According to his doctor, Karel Kaufner, the decision was a standard procedure: the man’s treatment had been completed, and he had given assurances that he would not return to Sweden. Kaufner also noted that a hospital is not the same as a prison. The prosecutor, by contrast, stated that she was not formally informed of the release. She learned indirectly that the man had been discharged and that police in Nyköping had already carried out the deportation. By then, the responsible doctor at Karsudden Hospital had already informed the police that the man agreed to deportation and that his condition allowed it. Cronier later said that neither she, the investigating police officers, nor the victims had been informed of the deportation, and that many people were now deeply worried for their safety. She also criticized the process as highly irregular, arguing that it was remarkable for a doctor to take the initiative to end the care of someone under special discharge review and arrange it through the police. The incident was referred to the supervisory unit of the National Board of Health and Welfare in Örebro for review.

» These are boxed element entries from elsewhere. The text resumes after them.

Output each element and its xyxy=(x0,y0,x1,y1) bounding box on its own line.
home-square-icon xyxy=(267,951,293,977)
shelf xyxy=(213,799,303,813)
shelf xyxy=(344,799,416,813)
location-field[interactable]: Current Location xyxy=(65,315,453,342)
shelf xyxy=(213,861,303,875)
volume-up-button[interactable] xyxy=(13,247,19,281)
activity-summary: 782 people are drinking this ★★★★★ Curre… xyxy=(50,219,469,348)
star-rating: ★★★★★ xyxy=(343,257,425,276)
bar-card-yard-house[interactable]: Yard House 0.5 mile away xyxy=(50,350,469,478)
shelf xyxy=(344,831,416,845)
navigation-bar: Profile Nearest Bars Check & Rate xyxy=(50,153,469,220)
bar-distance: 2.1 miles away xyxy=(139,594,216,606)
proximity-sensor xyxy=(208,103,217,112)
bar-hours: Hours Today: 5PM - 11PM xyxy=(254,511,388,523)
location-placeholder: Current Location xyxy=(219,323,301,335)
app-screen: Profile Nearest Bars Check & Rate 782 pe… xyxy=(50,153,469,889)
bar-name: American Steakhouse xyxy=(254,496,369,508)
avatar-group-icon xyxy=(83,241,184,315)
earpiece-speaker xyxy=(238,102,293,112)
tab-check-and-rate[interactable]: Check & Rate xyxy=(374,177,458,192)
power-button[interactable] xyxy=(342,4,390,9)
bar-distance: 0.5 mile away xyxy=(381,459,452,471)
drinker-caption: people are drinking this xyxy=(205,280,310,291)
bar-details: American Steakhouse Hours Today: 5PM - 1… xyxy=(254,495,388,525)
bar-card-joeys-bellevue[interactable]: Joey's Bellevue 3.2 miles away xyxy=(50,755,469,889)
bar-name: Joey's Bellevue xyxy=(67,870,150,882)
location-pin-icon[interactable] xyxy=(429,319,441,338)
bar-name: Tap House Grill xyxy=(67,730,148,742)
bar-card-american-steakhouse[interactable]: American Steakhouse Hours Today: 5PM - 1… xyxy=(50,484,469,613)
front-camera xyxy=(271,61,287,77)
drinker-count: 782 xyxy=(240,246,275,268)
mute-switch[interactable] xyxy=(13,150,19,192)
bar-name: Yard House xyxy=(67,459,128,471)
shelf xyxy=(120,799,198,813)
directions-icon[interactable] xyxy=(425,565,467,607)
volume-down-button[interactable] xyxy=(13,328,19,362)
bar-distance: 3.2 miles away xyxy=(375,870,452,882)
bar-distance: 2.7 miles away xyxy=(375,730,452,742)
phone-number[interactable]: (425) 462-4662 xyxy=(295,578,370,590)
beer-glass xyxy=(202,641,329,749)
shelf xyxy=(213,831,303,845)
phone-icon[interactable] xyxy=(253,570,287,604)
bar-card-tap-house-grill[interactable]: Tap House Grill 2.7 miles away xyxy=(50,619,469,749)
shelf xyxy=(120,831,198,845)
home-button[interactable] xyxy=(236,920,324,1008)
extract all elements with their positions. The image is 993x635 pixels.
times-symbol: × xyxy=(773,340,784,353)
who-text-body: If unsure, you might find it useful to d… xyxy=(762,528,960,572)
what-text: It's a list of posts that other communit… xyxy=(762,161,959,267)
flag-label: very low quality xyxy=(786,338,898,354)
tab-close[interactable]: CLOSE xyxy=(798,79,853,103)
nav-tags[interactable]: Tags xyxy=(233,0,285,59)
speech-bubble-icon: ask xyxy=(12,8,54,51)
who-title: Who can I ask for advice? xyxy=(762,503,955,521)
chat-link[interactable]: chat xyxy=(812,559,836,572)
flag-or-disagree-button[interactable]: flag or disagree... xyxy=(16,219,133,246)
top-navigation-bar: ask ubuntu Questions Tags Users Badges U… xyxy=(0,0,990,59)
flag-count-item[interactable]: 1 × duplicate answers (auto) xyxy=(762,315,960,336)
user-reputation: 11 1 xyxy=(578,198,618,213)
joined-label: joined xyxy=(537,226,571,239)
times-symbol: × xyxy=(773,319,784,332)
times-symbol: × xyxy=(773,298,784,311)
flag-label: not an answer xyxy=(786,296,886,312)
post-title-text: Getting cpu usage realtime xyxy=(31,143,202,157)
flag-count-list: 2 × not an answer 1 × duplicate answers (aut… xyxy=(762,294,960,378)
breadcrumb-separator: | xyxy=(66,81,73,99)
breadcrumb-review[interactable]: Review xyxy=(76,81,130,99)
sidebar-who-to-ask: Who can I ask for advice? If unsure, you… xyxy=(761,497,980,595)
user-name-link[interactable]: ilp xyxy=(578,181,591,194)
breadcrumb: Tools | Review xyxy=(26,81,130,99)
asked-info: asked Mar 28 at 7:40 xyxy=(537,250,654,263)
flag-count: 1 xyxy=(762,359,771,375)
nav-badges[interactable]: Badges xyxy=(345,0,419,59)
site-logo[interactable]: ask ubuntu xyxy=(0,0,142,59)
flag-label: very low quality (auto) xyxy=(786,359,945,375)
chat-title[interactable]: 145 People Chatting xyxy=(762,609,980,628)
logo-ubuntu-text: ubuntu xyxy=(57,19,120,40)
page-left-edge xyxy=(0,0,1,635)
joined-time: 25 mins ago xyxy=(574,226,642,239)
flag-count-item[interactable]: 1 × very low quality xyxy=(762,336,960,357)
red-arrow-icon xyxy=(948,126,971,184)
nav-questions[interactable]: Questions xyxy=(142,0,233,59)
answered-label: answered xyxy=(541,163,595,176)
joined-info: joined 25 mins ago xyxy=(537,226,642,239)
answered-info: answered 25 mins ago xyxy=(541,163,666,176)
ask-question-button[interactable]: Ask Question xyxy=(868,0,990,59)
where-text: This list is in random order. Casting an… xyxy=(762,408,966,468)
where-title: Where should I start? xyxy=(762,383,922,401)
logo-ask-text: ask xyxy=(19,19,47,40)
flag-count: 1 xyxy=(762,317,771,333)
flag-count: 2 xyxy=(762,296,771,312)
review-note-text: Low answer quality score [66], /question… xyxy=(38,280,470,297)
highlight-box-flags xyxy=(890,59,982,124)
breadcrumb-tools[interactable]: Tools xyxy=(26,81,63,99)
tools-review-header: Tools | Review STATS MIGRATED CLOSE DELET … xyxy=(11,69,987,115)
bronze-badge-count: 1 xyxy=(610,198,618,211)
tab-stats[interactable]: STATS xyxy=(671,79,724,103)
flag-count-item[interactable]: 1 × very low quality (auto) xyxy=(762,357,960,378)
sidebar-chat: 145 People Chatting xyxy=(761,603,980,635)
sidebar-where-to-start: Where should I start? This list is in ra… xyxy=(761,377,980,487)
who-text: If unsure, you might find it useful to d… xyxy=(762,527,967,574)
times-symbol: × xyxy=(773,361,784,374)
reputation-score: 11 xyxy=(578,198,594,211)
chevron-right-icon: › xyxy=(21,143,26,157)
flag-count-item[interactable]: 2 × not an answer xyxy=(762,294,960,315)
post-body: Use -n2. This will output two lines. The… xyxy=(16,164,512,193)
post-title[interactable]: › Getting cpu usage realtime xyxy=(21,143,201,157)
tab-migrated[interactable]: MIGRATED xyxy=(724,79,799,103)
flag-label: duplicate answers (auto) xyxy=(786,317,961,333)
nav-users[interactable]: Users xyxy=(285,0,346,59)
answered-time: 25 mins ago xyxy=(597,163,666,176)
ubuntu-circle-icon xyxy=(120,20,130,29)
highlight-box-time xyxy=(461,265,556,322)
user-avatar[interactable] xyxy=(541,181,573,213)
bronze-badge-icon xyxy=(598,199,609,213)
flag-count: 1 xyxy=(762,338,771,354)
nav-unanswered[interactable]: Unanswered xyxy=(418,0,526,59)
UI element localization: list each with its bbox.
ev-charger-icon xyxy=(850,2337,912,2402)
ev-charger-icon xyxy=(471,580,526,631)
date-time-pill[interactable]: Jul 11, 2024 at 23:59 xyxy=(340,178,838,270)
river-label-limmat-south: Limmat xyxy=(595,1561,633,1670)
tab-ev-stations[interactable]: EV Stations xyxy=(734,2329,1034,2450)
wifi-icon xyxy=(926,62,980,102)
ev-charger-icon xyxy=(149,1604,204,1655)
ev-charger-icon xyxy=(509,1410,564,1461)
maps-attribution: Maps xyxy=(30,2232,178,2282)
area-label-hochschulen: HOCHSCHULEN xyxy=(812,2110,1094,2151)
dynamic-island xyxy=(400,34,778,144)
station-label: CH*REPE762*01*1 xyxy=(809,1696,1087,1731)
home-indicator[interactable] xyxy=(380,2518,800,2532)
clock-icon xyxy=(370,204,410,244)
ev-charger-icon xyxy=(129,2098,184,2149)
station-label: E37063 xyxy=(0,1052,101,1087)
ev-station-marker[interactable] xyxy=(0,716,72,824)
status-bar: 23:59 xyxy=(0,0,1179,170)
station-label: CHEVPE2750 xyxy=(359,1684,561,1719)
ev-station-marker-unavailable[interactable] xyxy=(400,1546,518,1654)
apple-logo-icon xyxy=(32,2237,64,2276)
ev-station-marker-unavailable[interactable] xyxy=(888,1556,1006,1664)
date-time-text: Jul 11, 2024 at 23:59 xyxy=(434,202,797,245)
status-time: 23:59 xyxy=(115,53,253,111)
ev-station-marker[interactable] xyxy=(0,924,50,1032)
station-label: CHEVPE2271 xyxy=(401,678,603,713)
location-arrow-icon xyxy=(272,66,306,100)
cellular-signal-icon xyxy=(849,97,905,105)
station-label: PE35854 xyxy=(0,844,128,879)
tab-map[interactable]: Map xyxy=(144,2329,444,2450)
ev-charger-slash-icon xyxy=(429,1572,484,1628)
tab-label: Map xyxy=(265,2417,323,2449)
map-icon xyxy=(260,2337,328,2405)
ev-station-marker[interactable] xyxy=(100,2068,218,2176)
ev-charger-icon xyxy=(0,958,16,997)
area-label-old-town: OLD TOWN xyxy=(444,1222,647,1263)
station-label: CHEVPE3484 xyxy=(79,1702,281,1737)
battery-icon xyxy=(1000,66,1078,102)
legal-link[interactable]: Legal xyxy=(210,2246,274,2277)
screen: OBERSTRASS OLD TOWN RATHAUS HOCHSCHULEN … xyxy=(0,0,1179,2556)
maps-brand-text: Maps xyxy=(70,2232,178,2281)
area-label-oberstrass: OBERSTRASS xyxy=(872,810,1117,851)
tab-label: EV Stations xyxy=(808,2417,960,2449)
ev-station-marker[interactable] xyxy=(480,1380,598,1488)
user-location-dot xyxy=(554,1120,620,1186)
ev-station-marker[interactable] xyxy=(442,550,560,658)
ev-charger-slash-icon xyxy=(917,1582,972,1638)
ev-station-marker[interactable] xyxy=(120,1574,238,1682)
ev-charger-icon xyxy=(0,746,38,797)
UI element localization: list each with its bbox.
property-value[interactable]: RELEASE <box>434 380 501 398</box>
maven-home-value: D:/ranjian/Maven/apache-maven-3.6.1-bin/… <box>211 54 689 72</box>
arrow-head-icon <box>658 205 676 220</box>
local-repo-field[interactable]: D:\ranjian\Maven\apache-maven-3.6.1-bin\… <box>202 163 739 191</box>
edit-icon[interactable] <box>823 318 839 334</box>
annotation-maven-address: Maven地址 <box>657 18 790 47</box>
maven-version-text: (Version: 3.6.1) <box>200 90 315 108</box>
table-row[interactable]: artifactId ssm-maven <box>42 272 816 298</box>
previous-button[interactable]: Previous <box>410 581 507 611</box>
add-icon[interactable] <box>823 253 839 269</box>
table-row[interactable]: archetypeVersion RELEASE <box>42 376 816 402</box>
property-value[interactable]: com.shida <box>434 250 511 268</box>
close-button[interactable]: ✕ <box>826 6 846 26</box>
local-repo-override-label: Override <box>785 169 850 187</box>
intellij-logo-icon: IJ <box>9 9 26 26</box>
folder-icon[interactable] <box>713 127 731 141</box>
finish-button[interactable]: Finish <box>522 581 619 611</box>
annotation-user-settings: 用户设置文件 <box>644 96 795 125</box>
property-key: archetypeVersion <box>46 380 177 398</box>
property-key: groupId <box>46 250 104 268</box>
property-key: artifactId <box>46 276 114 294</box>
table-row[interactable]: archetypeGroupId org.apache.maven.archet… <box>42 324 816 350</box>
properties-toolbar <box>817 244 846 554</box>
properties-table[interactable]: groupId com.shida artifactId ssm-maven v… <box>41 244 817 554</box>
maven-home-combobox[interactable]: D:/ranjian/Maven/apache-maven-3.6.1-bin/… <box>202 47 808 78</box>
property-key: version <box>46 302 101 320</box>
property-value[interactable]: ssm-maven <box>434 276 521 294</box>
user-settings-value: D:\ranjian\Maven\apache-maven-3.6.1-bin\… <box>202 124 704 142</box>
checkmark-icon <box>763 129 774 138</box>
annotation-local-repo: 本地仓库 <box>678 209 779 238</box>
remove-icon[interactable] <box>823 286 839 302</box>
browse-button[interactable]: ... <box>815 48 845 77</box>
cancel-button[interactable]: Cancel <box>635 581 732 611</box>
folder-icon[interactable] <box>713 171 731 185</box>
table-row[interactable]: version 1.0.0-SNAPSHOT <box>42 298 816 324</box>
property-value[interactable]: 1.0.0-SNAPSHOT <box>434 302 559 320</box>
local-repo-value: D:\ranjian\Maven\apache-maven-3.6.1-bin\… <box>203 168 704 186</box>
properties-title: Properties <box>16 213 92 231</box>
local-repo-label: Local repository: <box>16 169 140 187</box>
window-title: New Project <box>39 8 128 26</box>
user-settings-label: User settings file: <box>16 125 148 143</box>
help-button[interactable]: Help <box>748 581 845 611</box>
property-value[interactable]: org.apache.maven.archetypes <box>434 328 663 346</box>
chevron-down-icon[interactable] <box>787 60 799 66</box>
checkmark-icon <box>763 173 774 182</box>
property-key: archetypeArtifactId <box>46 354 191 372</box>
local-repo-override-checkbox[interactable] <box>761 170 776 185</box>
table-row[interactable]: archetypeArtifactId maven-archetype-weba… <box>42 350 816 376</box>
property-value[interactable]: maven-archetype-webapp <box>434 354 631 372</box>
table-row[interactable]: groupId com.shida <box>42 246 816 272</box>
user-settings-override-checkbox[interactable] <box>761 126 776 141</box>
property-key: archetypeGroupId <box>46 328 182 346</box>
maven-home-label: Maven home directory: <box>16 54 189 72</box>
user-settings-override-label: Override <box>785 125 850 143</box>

A check of the population register later revealed, however, that on 10 December 2002, Isberg had registered his new address with Swedish authorities. He was now listed at the Main Post Office in Helsinki.

In October 2024, Isberg released his book Blood Vengeance – The Life of a Gypsy Leader, which details his life in the Finnish underworld and explores the darker aspects of the Finnish Roma community. The book was co-written with journalist Rami Mäkinen and former criminal Omos "Opa" Okoh. In it, Isberg commented on the murder of his father and aunt: "That crime tore our family apart; I couldn’t sleep or think about anything else except that one day I would finish this," and added, "I do not regret the murder I committed. I would have regretted it if I had targeted an innocent person."

==In the media==
On 9 October 2021, the case was revisited in episode 72 of the podcast Historiska brott.